Previous studies have involved high concentrations of the nanoparticles in a laboratory setting, which the researchers point out, doesn't represent "real-world" conditions.

"Results from laboratory studies are difficult to extrapolate to ecosystems, where exposures likely will be at low concentrations and there is a diversity of organisms," Colman said.

Silver nanoparticles are used in consumer products because they can kill bacteria, inhibiting unwanted odors. They work through a variety of mechanisms, including generating free radicals of oxygen which can cause DNA damage to microbial membranes without harming human cells.

The main route by which these particles enter the environment is as a by-product of sewage treatment plants. The nanoparticles are too small to be filtered out, so they and other materials end up in the resulting wastewater treatment "sludge," which is then spread on the land surface as a fertilizer.

For their studies, the researchers created mesocosms, which are small, man-made structures containing different plants and microorganisms meant to represent the environment. They applied sludge with low doses of silver nanoparticles in some of the mesocosms, then compared plants and microorganisms from treated and untreated mesocosms after 50 days.

The researchers found that one of the plants studied, a common annual grass known as Microstegium vimeneum, had 32 percent less biomass in the mesocosms treated with the nanoparticles. Microbes were also affected by the nanoparticles, Colman said. One enzyme associated with helping microbes deal with external stresses was 52 percent less active, while another enzyme that helps regulate processes within the cell was 27 percent less active. The overall biomass of the microbes was also 35 percent lower, he said.

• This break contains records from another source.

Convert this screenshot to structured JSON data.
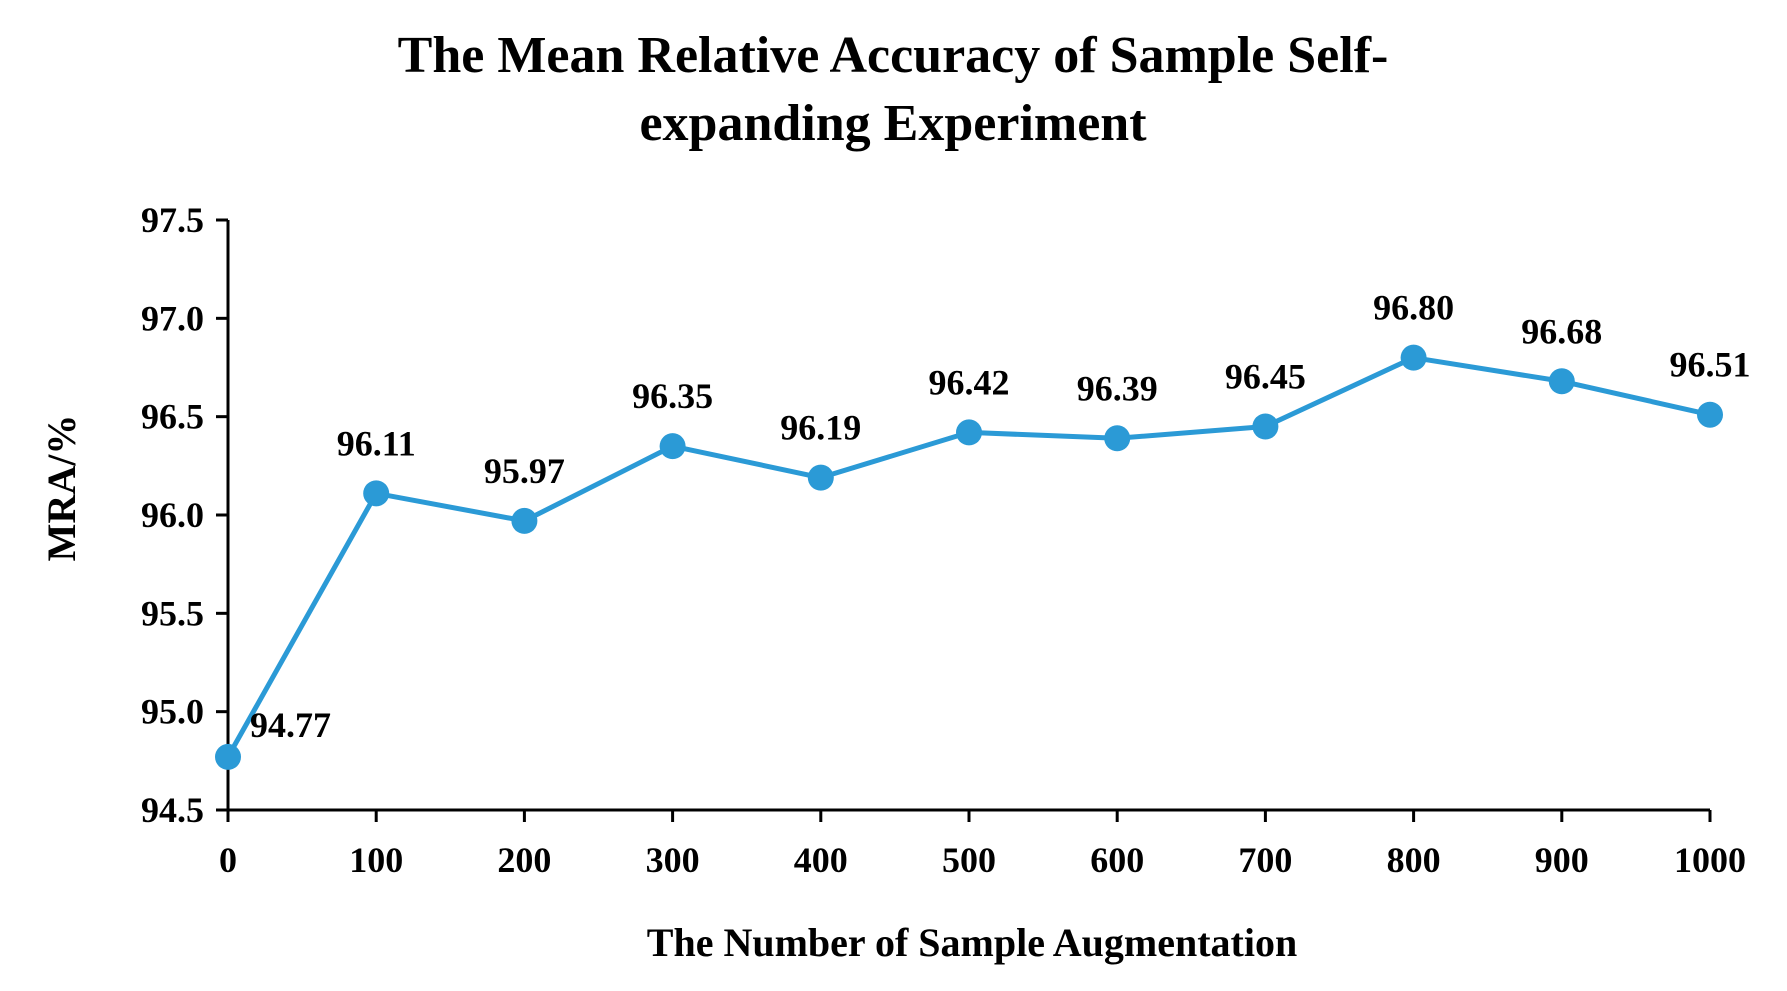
{
  "chart_data": {
    "type": "line",
    "title_lines": [
      "The Mean Relative Accuracy of Sample Self-",
      "expanding Experiment"
    ],
    "xlabel": "The Number of Sample Augmentation",
    "ylabel": "MRA/%",
    "x": [
      0,
      100,
      200,
      300,
      400,
      500,
      600,
      700,
      800,
      900,
      1000
    ],
    "x_tick_labels": [
      "0",
      "100",
      "200",
      "300",
      "400",
      "500",
      "600",
      "700",
      "800",
      "900",
      "1000"
    ],
    "series": [
      {
        "name": "MRA",
        "values": [
          94.77,
          96.11,
          95.97,
          96.35,
          96.19,
          96.42,
          96.39,
          96.45,
          96.8,
          96.68,
          96.51
        ],
        "labels": [
          "94.77",
          "96.11",
          "95.97",
          "96.35",
          "96.19",
          "96.42",
          "96.39",
          "96.45",
          "96.80",
          "96.68",
          "96.51"
        ],
        "color": "#2b9ad6"
      }
    ],
    "ylim": [
      94.5,
      97.5
    ],
    "y_ticks": [
      94.5,
      95.0,
      95.5,
      96.0,
      96.5,
      97.0,
      97.5
    ],
    "y_tick_labels": [
      "94.5",
      "95.0",
      "95.5",
      "96.0",
      "96.5",
      "97.0",
      "97.5"
    ],
    "grid": false,
    "legend": "none"
  }
}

"Our field studies show adverse responses of plants and microorganisms following a single low dose of silver nanoparticles applied by a sewage biosolid," Colman said. "An estimated 60 percent of the average 5.6 million tons of biosolids produced each year is applied to the land for various reasons, and this practice represents an important and understudied route of exposure of natural ecosystems to engineered nanoparticles."

"Our results show that silver nanoparticles in the biosolids, added at concentrations that would be expected, caused ecosystem-level impacts," Colman said. "Specifically, the nanoparticles led to an increase in nitrous oxide fluxes, changes in microbial community composition, biomass, and extracellular enzyme activity, as well as species-specific effects on the above-ground vegetation."

The researchers plan to continue to study longer-term effects of silver nanoparticles and to examine another ubiquitous nanoparticle - titanium dioxide.

The study appeared online Feb. 27 in the journal PLOS One. The rest of the team were Duke's Christina Arnaout, Claudia Gunsch, Curtis Richardson, Emily Bernhardt, Bonnie McGill and Justin Wright; Sarah Anciaux of Coe College, Iowa; Michael Hochella and Bojeong Kim of Virginia Tech University; Gregory Lowry and Brian C. Reinsch of Carnegie Mellon University, Pittsburgh; Jason Unrine at the University of Kentucky; and Liyan Yin of Wuhan Botanical Garden, China.